Minor technical issues:

  • I believe that (8) is not correct due to the min that appears in the PPO objective in (6). The cases must also consider the sign of the advantage function (e.g., see (7) in [4]).
  • The connection between TV distance and the probability ratio in (9) / Appendix B requires the assumption that the support of π~\tilde{\pi} is contained in the support of π\pi. This technical assumption is not mentioned anywhere in the paper.

References:

[1] Queeney et al. Generalized Proximal Policy Optimization with Sample Reuse. In NeurIPS 2021.

[2] Achiam et al. Constrained Policy Optimization. In ICML 2017.

[3] Rudin et al. Learning to Walk in Minutes Using Massively Parallel Deep RL. In CoRL 2022.

[4] Wang et al. Truly Proximal Policy Optimization. In UAI 2020.

[5] Cheng et al. Authentic Boundary Proximal Policy Optimization. IEEE Transactions on Cybernetics, 2021.

[6] Vuong et al. Supervised Policy Update for Deep RL. In ICLR 2019.

[7] Song et al. V-MPO: On-Policy Maximum a Posteriori Policy Optimization for Discrete and Continuous Control. In ICLR 2020.

问题

[Q1] Can you please explain why each assumption in Definition 4.1 is important? When comparing the objective in (14) to PPO, it seems like the existence of a unique optimal probability ratio in SPO is actually the important feature compared to multiple optimal solutions in PPO.

[Q2] Could you please explain the purpose of Section 3 and the optimization problem in (15)? It does not look like (15) is actually being used by SPO. Instead, the main algorithmic contribution is the objective in (14), which is motivated by considering the optimization problem in (17) at every state-action pair. Applying constraints at every state-action pair is more restrictive than the constraint in (15), and also does not account for the dependence across state-action pairs that occurs because π\pi must be a probability distribution.

[Q3] Experimental suggestions: I understand that these suggestions may not be possible in a limited rebuttal window.

  • How does SPO compare to well-tuned versions of PPO across each setting?
  • How does SPO compare to PPO using the adaptive learning rate in [3], which is a simple implementation detail used in the literature to prevent probability ratios from becoming very large?
  • How does SPO compare to non-parametric policy update methods such as [6, 7]? Similar to SPO, these methods apply updates based on target probability ratios.
评论

Dear Reviewer HKZk,

We sincerely thank you for your thorough review and valuable feedback on our paper, which will greatly help us improve the quality of our work. Below, we will address your concerns.

Please note that, in order to address your concerns, we have submitted all the code for PPO and SPO used in this paper as supplementary material.
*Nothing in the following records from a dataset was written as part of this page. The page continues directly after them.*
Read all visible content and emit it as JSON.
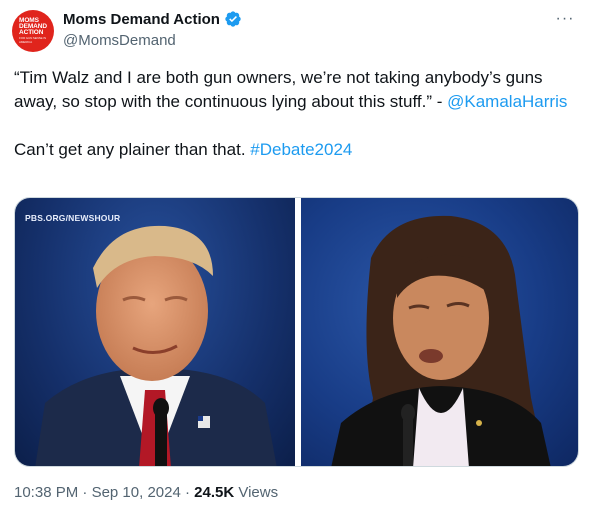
{
  "author": {
    "display_name": "Moms Demand Action",
    "handle": "@MomsDemand",
    "avatar_lines": [
      "MOMS",
      "DEMAND",
      "ACTION"
    ],
    "avatar_tagline": "FOR GUN SENSE IN AMERICA",
    "avatar_color": "#e0241c",
    "verified_color": "#1d9bf0"
  },
  "more_menu": {
    "icon": "more-horizontal-icon",
    "label": "···"
  },
  "tweet": {
    "quote_text": "“Tim Walz and I are both gun owners, we’re not taking anybody’s guns away, so stop with the continuous lying about this stuff.” -",
    "mention": "@KamalaHarris",
    "second_text": "Can’t get any plainer than that.",
    "hashtag": "#Debate2024",
    "link_color": "#1d9bf0"
  },
  "media": {
    "watermark": "PBS.ORG/NEWSHOUR",
    "left_image": "debate-still-trump",
    "right_image": "debate-still-harris"
  },
  "meta": {
    "time": "10:38 PM",
    "date": "Sep 10, 2024",
    "separator": "·",
    "views_count": "24.5K",
    "views_label": "Views"
  }
}
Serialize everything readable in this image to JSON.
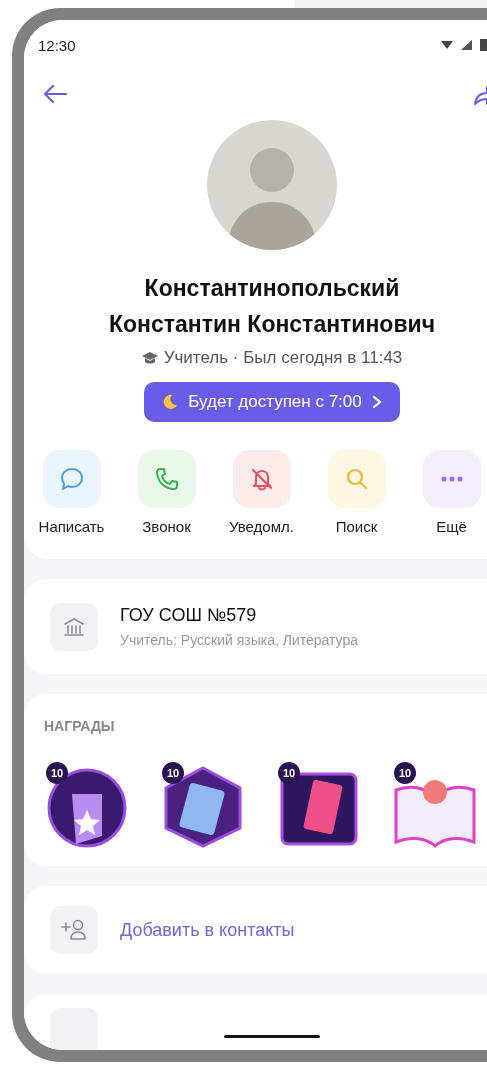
{
  "status_bar": {
    "time": "12:30"
  },
  "profile": {
    "name_lines": [
      "Константинопольский",
      "Константин Константинович"
    ],
    "status": "Учитель · Был сегодня в 11:43",
    "availability": "Будет доступен с 7:00"
  },
  "actions": [
    {
      "kind": "message",
      "label": "Написать"
    },
    {
      "kind": "call",
      "label": "Звонок"
    },
    {
      "kind": "mute",
      "label": "Уведомл."
    },
    {
      "kind": "search",
      "label": "Поиск"
    },
    {
      "kind": "more",
      "label": "Ещё"
    }
  ],
  "organization": {
    "title": "ГОУ СОШ №579",
    "subtitle": "Учитель: Русский языка, Литература"
  },
  "awards": {
    "title": "НАГРАДЫ",
    "items": [
      {
        "kind": "star-card",
        "count": "10"
      },
      {
        "kind": "book-hands",
        "count": "10"
      },
      {
        "kind": "red-book",
        "count": "10"
      },
      {
        "kind": "idea-book",
        "count": "10"
      }
    ]
  },
  "add_contact": {
    "label": "Добавить в контакты"
  }
}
Additionally, we have uploaded a new version of the paper, with the major revisions highlighted in red for your convenience in further review.

I. Limited Novelty and Lack of Related Work

Limited novelty compared to prior works, with several missing citations to relevant prior works

the paper does not adequately frame its contribution with respect to prior work (there is no Related Work section in the paper).
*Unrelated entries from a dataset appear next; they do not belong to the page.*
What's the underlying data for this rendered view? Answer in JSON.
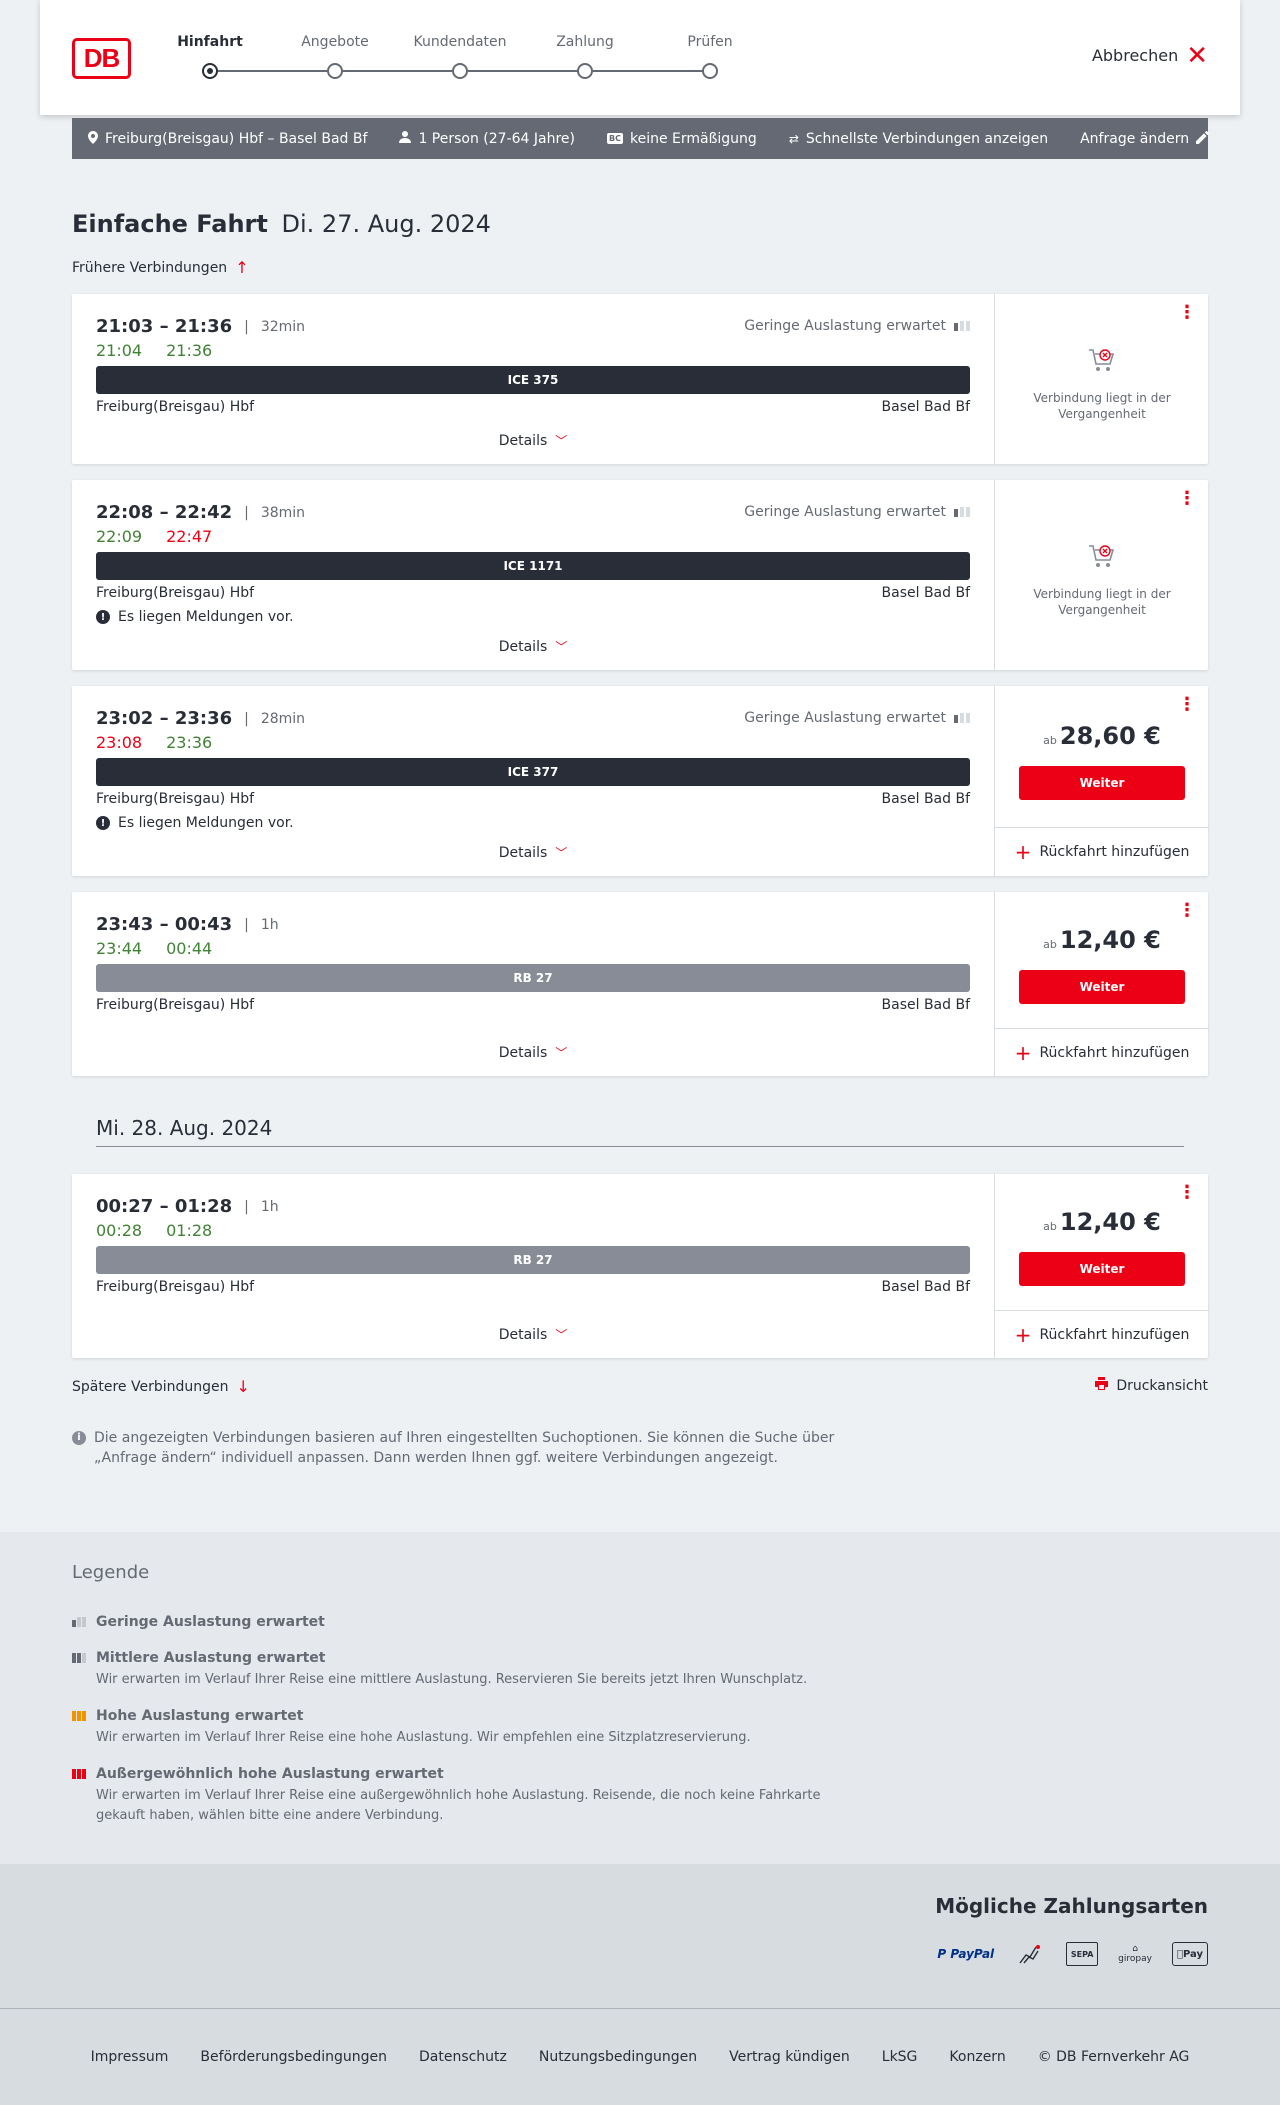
{
  "header": {
    "logo_text": "DB",
    "steps": [
      {
        "label": "Hinfahrt",
        "active": true
      },
      {
        "label": "Angebote",
        "active": false
      },
      {
        "label": "Kundendaten",
        "active": false
      },
      {
        "label": "Zahlung",
        "active": false
      },
      {
        "label": "Prüfen",
        "active": false
      }
    ],
    "cancel_label": "Abbrechen"
  },
  "searchbar": {
    "route": "Freiburg(Breisgau) Hbf – Basel Bad Bf",
    "travellers": "1 Person (27-64 Jahre)",
    "discount": "keine Ermäßigung",
    "fastest": "Schnellste Verbindungen anzeigen",
    "edit": "Anfrage ändern",
    "discount_badge": "BC"
  },
  "page": {
    "title_bold": "Einfache Fahrt",
    "title_date": "Di. 27. Aug. 2024",
    "earlier": "Frühere Verbindungen",
    "later": "Spätere Verbindungen",
    "print": "Druckansicht",
    "day2": "Mi. 28. Aug. 2024",
    "info_note": "Die angezeigten Verbindungen basieren auf Ihren eingestellten Suchoptionen. Sie können die Suche über „Anfrage ändern“ individuell anpassen. Dann werden Ihnen ggf. weitere Verbindungen angezeigt."
  },
  "common": {
    "load_low": "Geringe Auslastung erwartet",
    "details": "Details",
    "messages": "Es liegen Meldungen vor.",
    "past": "Verbindung liegt in der Vergangenheit",
    "ab": "ab",
    "weiter": "Weiter",
    "return": "Rückfahrt hinzufügen",
    "from": "Freiburg(Breisgau) Hbf",
    "to": "Basel Bad Bf"
  },
  "connections": [
    {
      "times": "21:03 – 21:36",
      "duration": "32min",
      "rt_dep": "21:04",
      "rt_arr": "21:36",
      "train": "ICE 375"
    },
    {
      "times": "22:08 – 22:42",
      "duration": "38min",
      "rt_dep": "22:09",
      "rt_arr": "22:47",
      "train": "ICE 1171"
    },
    {
      "times": "23:02 – 23:36",
      "duration": "28min",
      "rt_dep": "23:08",
      "rt_arr": "23:36",
      "train": "ICE 377",
      "price": "28,60 €"
    },
    {
      "times": "23:43 – 00:43",
      "duration": "1h",
      "rt_dep": "23:44",
      "rt_arr": "00:44",
      "train": "RB 27",
      "price": "12,40 €"
    },
    {
      "times": "00:27 – 01:28",
      "duration": "1h",
      "rt_dep": "00:28",
      "rt_arr": "01:28",
      "train": "RB 27",
      "price": "12,40 €"
    }
  ],
  "legend": {
    "title": "Legende",
    "items": [
      {
        "title": "Geringe Auslastung erwartet",
        "desc": ""
      },
      {
        "title": "Mittlere Auslastung erwartet",
        "desc": "Wir erwarten im Verlauf Ihrer Reise eine mittlere Auslastung. Reservieren Sie bereits jetzt Ihren Wunschplatz."
      },
      {
        "title": "Hohe Auslastung erwartet",
        "desc": "Wir erwarten im Verlauf Ihrer Reise eine hohe Auslastung. Wir empfehlen eine Sitzplatzreservierung."
      },
      {
        "title": "Außergewöhnlich hohe Auslastung erwartet",
        "desc": "Wir erwarten im Verlauf Ihrer Reise eine außergewöhnlich hohe Auslastung. Reisende, die noch keine Fahrkarte gekauft haben, wählen bitte eine andere Verbindung."
      }
    ]
  },
  "payment": {
    "title": "Mögliche Zahlungsarten",
    "paypal": "PayPal",
    "sepa": "SEPA",
    "giropay": "giropay",
    "applepay": "Pay"
  },
  "footer": {
    "links": [
      "Impressum",
      "Beförderungsbedingungen",
      "Datenschutz",
      "Nutzungsbedingungen",
      "Vertrag kündigen",
      "LkSG",
      "Konzern"
    ],
    "copyright": "© DB Fernverkehr AG"
  }
}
(i) Lack of related work. We appreciate the reviewer for carefully reading and pointing out these two issues. We realize that this work indeed lacks proper citations to related work [1-7]. As you suggested, we have included the references you listed and added a section on related work (Appendix A) to introduce prior research. Additionally, we have briefly outlined the implementation details (Appendix B), which addresses concerns from most reviewers regarding the potential difficulty of reproducing the results.
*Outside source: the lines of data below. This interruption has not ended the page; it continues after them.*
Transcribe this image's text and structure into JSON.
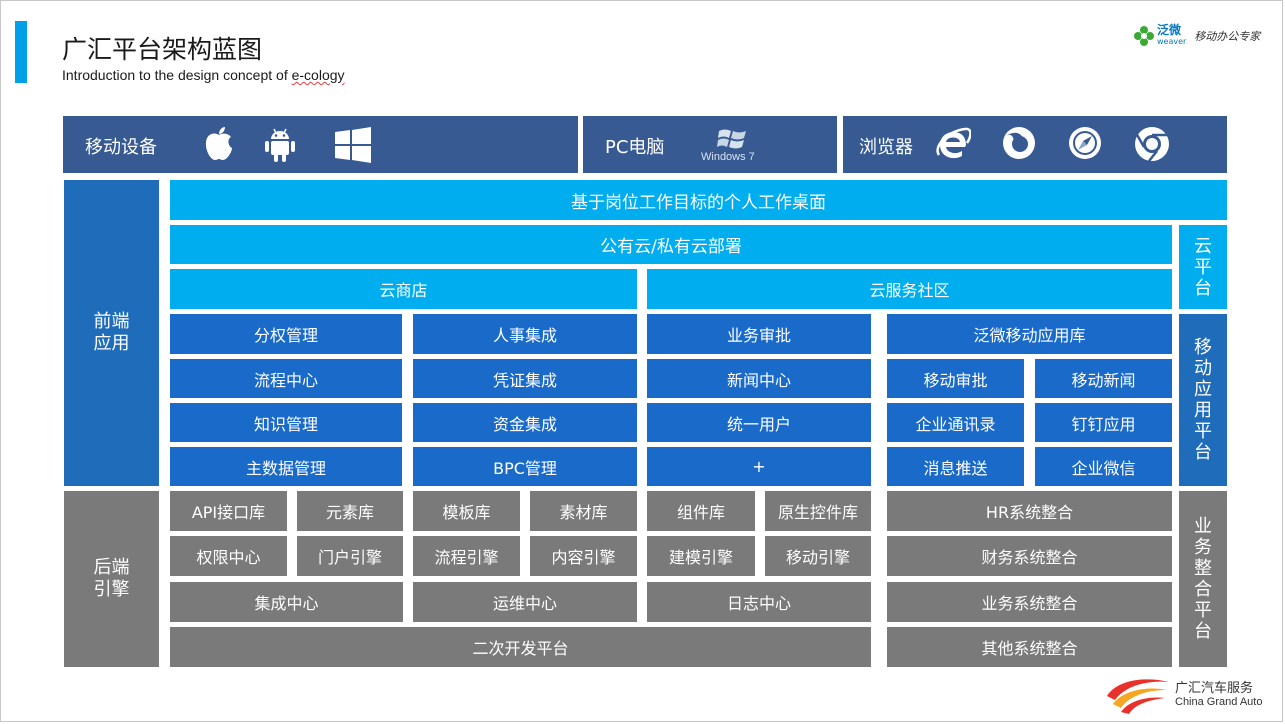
{
  "header": {
    "title": "广汇平台架构蓝图",
    "subtitle_prefix": "Introduction to the design concept of ",
    "subtitle_underlined": "e-cology"
  },
  "logos": {
    "weaver_cn": "泛微",
    "weaver_en": "weaver",
    "weaver_slogan": "移动办公专家",
    "company_cn": "广汇汽车服务",
    "company_en": "China Grand Auto"
  },
  "devices": {
    "mobile_label": "移动设备",
    "pc_label": "PC电脑",
    "pc_os": "Windows 7",
    "browser_label": "浏览器",
    "mobile_icons": [
      "apple-icon",
      "android-icon",
      "windows-icon"
    ],
    "browser_icons": [
      "ie-icon",
      "firefox-icon",
      "safari-icon",
      "chrome-icon"
    ]
  },
  "side_labels": {
    "front": "前端应用",
    "back": "后端引擎",
    "cloud_platform": [
      "云",
      "平",
      "台"
    ],
    "mobile_platform": [
      "移",
      "动",
      "应",
      "用",
      "平",
      "台"
    ],
    "business_platform": [
      "业",
      "务",
      "整",
      "合",
      "平",
      "台"
    ]
  },
  "front": {
    "desktop": "基于岗位工作目标的个人工作桌面",
    "cloud_deploy": "公有云/私有云部署",
    "cloud_store": "云商店",
    "cloud_community": "云服务社区",
    "col1": [
      "分权管理",
      "流程中心",
      "知识管理",
      "主数据管理"
    ],
    "col2": [
      "人事集成",
      "凭证集成",
      "资金集成",
      "BPC管理"
    ],
    "col3": [
      "业务审批",
      "新闻中心",
      "统一用户",
      "+"
    ],
    "mobile_lib": "泛微移动应用库",
    "mobile_apps": [
      "移动审批",
      "移动新闻",
      "企业通讯录",
      "钉钉应用",
      "消息推送",
      "企业微信"
    ]
  },
  "back": {
    "row1": [
      "API接口库",
      "元素库",
      "模板库",
      "素材库",
      "组件库",
      "原生控件库"
    ],
    "row2": [
      "权限中心",
      "门户引擎",
      "流程引擎",
      "内容引擎",
      "建模引擎",
      "移动引擎"
    ],
    "row3": [
      "集成中心",
      "运维中心",
      "日志中心"
    ],
    "dev_platform": "二次开发平台",
    "integrations": [
      "HR系统整合",
      "财务系统整合",
      "业务系统整合",
      "其他系统整合"
    ]
  }
}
(ii) Limited novelty, as you mentioned, previous work has established the relationship between TV divergence and the probability ratio [1], and we fully acknowledge this. However, despite this, we also have our own unique contributions:

  • Firstly, previous work focused on probability ratio constraints based on clipping function, whereas we have thoroughly pointed out the potential drawbacks of clipping function (Figures 2 and 4) in our paper. For deeper networks, these drawbacks are highly detrimental to policy improvement.

  • Secondly, we formally prove why using a trust region based on TV divergence constrain is a better choice (Theorem 3.3). This is due to the fact that the KL divergence constraint is looser, which leads to a smaller solution space, and the conclusion is non-trivial.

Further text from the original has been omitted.